With an eye on “the benefits of marriage to men, women, children and civilization itself,” The Wall Street Journal’s James Freeman cheers the apparent end of “the long, sad decline of the family.” Sociologist Brad Wilcox reports: “Divorce is down and the share of children in two-parent families is up” — and “nonmarital childbearing, after almost half a century of increase, stalled out in 2009” at 41%, dropping to about 40% “a few years later, where it has remained. For children, less divorce and a small decline in childbearing outside wedlock mean more stability.” Some of these shifts are modest, notes Freeman, “so let’s hope that this is just the start of a big swing of the cultural pendulum toward thriving, stable households.”

“Is there another government that starves its own people without a single objection from the ‘humanitarian’ world?” asks Commentary’s Seth Mandel. “Hamas is the government of Gaza,” yet “pretty much every single diplomatic statement, newspaper article, and NGO report excludes this fact.” Worse. These groups’ calls for a cease-fire mostly pretend “all food-related obligations are on Israel.” Nonsense! “Hamas is well-fed and well-supplied,” as Gazans must “buy back from Hamas what Hamas has confiscated from them personally.” “Hamas operatives openly guard convoys to their warehouses, systematically skimming off 15-20 percent of the aid,” reports show. “Being clear on this fact isn’t about what Israel can or cannot do to Palestinians in Gaza; it’s about what Hamas owes the people who live there.”

“Government-caused inefficiency has increased wait times for” Freedom of Information Act requests and undermined the transparency the law’s meant to provide, fumes Reason’s Sophia Mandt. Open the Books reported that last year, federal agencies “took an average of 267 days” to respond to “complex” requests and “an average of 39 days” to respond to “simple” requests, despite the 20-day response deadline set by law. The government-wide request backlog has “more than doubled since FY 2013” to 200,000. “While understaffing at federal agencies may be partially to blame, Open the Books found cases of government officials deliberately delaying FOIA requests.” Possible fixes include updating FOIA’s outdated legacy software, removing bureaucrats who slow-walk requests, and instituting staffing quotas” but “won’t fully fix the problems” inherent to “a large and overly bloated administrative state.”
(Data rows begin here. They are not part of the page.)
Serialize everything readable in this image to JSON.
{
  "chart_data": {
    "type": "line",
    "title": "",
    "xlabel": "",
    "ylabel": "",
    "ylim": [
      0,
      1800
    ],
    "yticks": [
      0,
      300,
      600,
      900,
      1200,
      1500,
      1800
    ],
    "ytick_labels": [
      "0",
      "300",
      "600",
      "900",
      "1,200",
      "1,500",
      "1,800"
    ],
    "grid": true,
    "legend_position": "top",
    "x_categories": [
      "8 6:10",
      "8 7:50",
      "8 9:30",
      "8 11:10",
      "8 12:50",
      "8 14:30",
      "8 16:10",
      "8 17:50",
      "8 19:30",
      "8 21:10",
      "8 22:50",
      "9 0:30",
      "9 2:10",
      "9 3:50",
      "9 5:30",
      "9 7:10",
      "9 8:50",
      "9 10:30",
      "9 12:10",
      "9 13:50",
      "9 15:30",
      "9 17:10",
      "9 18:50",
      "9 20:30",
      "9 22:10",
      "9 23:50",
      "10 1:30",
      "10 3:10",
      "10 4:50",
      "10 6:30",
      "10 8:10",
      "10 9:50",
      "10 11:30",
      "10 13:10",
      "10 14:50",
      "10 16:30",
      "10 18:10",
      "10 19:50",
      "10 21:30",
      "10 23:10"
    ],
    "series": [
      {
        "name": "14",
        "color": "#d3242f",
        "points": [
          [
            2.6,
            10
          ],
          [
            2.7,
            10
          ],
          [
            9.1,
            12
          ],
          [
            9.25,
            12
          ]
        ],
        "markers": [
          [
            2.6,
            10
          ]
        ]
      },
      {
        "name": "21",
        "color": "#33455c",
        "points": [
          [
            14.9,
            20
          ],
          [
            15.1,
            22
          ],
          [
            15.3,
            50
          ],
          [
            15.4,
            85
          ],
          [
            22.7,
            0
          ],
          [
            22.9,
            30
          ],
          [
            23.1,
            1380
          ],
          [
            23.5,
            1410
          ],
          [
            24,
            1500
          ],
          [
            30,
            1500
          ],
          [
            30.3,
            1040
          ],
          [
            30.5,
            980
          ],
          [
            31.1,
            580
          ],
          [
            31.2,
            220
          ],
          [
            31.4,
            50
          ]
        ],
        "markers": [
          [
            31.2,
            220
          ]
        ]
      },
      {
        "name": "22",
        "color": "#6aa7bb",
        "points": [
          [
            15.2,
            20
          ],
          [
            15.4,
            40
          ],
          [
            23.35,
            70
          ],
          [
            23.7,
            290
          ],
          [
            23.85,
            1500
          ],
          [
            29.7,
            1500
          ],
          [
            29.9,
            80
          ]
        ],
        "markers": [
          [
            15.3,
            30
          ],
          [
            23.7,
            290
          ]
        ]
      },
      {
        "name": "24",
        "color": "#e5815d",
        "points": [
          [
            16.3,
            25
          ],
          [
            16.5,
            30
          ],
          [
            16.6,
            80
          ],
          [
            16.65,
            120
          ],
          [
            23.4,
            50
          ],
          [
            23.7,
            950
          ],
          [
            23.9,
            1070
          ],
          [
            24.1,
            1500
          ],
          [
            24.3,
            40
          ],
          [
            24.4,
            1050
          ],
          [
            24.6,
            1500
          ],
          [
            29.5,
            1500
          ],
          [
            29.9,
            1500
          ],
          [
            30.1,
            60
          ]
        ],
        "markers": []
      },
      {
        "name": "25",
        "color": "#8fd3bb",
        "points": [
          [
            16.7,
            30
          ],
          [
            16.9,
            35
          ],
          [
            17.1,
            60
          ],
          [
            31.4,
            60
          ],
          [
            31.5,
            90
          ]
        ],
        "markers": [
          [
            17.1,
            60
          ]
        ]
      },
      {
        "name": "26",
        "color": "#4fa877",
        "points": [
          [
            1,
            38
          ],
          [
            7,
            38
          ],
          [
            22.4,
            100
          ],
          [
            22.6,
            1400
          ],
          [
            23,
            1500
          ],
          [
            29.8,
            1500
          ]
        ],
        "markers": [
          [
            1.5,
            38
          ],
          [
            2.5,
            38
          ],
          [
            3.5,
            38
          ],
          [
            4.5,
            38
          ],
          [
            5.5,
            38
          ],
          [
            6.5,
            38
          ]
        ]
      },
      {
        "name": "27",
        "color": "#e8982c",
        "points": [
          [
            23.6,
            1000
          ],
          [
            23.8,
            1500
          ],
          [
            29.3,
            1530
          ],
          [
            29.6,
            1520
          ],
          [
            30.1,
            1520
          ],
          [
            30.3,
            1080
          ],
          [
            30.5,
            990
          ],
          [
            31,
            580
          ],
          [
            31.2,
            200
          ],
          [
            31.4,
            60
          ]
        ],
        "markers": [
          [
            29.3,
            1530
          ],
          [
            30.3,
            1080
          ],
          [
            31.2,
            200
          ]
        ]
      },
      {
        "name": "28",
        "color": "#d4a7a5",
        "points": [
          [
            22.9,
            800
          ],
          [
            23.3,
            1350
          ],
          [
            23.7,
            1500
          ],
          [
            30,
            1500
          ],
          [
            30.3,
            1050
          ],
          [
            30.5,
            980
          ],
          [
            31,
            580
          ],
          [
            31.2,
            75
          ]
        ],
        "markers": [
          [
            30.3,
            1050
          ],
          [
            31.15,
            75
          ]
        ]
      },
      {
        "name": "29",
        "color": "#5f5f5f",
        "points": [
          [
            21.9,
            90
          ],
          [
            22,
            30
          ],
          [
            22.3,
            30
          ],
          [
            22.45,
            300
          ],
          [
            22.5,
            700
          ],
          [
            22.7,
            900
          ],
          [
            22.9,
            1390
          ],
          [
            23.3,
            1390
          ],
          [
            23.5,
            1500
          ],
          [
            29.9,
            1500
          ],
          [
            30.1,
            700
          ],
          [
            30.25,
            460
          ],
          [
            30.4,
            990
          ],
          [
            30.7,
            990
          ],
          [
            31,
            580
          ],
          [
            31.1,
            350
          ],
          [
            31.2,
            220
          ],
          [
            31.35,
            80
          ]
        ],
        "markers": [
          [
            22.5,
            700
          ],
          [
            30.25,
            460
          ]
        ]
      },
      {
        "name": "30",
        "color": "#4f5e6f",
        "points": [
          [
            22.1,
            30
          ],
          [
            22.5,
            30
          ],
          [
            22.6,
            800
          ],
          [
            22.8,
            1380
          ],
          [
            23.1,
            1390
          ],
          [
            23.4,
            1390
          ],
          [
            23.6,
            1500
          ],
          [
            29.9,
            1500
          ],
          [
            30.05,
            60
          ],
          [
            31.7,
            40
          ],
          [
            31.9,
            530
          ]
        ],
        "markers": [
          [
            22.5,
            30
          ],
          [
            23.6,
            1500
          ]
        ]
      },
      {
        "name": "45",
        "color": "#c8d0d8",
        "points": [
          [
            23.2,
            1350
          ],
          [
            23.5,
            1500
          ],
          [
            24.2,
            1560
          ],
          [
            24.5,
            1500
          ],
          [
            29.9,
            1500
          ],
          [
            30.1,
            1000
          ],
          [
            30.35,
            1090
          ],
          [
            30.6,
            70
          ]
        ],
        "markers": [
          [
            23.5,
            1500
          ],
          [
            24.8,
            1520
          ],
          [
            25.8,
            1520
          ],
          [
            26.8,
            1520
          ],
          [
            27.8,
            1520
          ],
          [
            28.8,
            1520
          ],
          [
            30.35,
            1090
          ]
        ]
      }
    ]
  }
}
“The Conventional Wisdom machine is coming apart in chunks,” smirks Racket News’ Matt Taibbi, after “a gaggle of well-known Washington Post opinion-makers” took buyouts. This ax-trimming, coming on the heels of the “recent firing of CBS icon Stephen Colbert, the vote to defund NPR” and various other media reductions-in-force resembles “Squid Game.” “American conventional wisdom” is in a “state of abject surrender” as “people like Colbert and [MSNBC’s Chris] Hayes think they have a license to get the biggest stories wrong forever, lose money forever, get paid tens of millions to do both those things, and proudly display all these qualities to audiences without consequence.” Even with friends in the highest places, “nobody gets to screw up forever.”

“Men who achieve a certain level of celebrity have long been rumored to carry a particular type of prophylactic in their wallets,” notes The Free Press’ Kat Rosenfield: a legal one, such as a “ ‘pre-sexual agreement’ form” inspired by Kobe Bryant’s trial “for felony sexual assault over an encounter he claimed was consensual.” Men now use such consent forms “as a safeguard in casual encounters,” especially “in places governed by the notion of ‘affirmative consent.’ ” On US campuses and in Canada, “sexual assault isn’t about ignoring a no — it’s about failing to get exactly the right kind of yes.” Argh! That’s created “a gendered double standard that infantilizes women” and “criminalizes” the way people have sex.